The feds say the consultant recruited and installed Beren as a committee person for the Democratic Party in South Philadelphia’s 39th Ward in approximately 1984. Four years later, that same consultant recruited Beren to serve as a judge of elections for the 39th Ward’s second division, the judge of elections essentially being the person in charge of a polling place during the primary and general elections. In this case, that polling place was located at the Seafarer’s Union Hall at 4th and Shunk streets. Two other divisions — the 11th and the 16th — vote at that same location. As the feds put it, Beren was the “de facto judge of elections” for all three divisions.

In 2015, Beren stepped down as the judge of elections to become a poll watcher. She “installed” her replacement, prosecutors say. And according to the federal government, Beren “continued to effectively run all three divisions located at the Seafarer’s Union Hall from 2015 through at least 2019” even though she was no longer officially in charge.

And 2015 is when the alleged conspiracy begins.

The government claims that the consultant in question directed Beren to add fraudulent votes to candidates supported by the consultant. In some cases, the candidates were clients of the consultant. Prosecutors say that these fraudulent votes were cast for candidates at every level of government, from municipal to state to federal.

When Election Day came around, the consultant would drive Beren to the polling place in the morning, giving her instructions along the way. According to the feds, Beren perpetuated voter fraud in a variety of ways. She would allegedly advise in-person voters how to vote, a violation of election law.
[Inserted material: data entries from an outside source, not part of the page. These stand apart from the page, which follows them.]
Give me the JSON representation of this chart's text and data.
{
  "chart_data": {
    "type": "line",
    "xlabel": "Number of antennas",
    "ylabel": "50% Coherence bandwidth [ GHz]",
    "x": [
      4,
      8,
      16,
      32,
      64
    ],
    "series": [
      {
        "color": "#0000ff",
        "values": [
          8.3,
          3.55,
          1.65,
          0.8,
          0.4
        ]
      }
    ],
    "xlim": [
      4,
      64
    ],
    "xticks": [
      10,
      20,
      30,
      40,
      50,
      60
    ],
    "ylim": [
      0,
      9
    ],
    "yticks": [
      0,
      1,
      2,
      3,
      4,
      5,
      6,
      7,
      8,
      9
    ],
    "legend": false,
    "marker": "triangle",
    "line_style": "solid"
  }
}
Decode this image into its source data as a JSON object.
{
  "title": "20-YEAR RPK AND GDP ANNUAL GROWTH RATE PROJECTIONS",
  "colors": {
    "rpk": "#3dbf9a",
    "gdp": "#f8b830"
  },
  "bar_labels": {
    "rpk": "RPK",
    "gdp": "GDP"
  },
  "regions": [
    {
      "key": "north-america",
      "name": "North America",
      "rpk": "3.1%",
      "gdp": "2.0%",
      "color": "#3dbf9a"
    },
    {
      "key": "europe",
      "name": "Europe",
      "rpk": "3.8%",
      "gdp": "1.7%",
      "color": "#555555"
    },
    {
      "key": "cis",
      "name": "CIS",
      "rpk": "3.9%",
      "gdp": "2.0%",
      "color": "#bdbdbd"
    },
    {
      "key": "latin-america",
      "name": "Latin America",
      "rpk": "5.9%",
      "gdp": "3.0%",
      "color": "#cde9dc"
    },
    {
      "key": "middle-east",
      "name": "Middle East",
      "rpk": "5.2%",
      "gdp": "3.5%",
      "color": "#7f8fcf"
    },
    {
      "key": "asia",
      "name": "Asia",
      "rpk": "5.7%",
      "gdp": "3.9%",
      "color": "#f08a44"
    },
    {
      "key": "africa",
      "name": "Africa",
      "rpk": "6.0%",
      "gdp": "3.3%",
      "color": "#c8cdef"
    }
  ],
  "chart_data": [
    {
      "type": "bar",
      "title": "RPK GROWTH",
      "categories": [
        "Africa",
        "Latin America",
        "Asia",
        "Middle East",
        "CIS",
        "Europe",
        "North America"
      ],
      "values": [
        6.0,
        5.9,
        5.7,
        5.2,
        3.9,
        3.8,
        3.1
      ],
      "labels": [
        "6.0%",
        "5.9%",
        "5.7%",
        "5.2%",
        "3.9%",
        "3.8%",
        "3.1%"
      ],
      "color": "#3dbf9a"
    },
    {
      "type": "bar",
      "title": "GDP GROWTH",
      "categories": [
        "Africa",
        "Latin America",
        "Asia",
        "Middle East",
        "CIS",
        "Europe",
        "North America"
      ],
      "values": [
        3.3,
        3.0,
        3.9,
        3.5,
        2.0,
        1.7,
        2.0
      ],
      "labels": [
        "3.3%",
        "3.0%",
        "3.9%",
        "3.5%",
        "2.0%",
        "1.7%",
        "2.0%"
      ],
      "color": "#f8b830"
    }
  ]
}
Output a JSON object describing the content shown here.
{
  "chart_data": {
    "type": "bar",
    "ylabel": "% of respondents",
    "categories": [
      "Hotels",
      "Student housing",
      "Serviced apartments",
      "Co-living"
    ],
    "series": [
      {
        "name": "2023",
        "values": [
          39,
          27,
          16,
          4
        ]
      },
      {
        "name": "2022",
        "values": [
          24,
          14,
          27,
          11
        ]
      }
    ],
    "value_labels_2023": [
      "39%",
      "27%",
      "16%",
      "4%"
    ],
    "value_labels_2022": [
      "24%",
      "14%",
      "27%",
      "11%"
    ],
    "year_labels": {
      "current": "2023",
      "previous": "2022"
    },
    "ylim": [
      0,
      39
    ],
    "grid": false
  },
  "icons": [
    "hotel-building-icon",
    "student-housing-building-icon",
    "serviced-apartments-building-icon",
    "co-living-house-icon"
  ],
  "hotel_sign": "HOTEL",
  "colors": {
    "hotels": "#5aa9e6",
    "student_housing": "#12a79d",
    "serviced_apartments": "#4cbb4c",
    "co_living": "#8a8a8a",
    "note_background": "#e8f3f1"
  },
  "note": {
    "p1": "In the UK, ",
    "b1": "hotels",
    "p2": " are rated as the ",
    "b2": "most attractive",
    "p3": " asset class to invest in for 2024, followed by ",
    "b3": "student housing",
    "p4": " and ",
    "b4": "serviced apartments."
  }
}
She allegedly cast fraudulent votes herself in place of voters she knew wouldn’t be coming to the polls. (The government doesn’t make clear how she knew they wouldn’t show up.) The government also alleges that she would encourage and permit in-person voters to vote on behalf of absent family members, “steering” those voters in support of the consultant’s candidates of choice.

The complaint alleges that Beren and others falsified the voting book, writing down names of voters who never came to vote so that the numbers would match.

Prosecutors have not yet said how many illegal votes Beren and her cohorts cast or if those votes affected any election wins.

“These allegations are an encouraging sign that our partners in law enforcement continue to investigate and prosecute voter fraud at polling places, as they’d done in the past in conjunction with our office,” Philadelphia City Commissioner Al Schmidt said to Philadelphia Magazine when asked for a comment.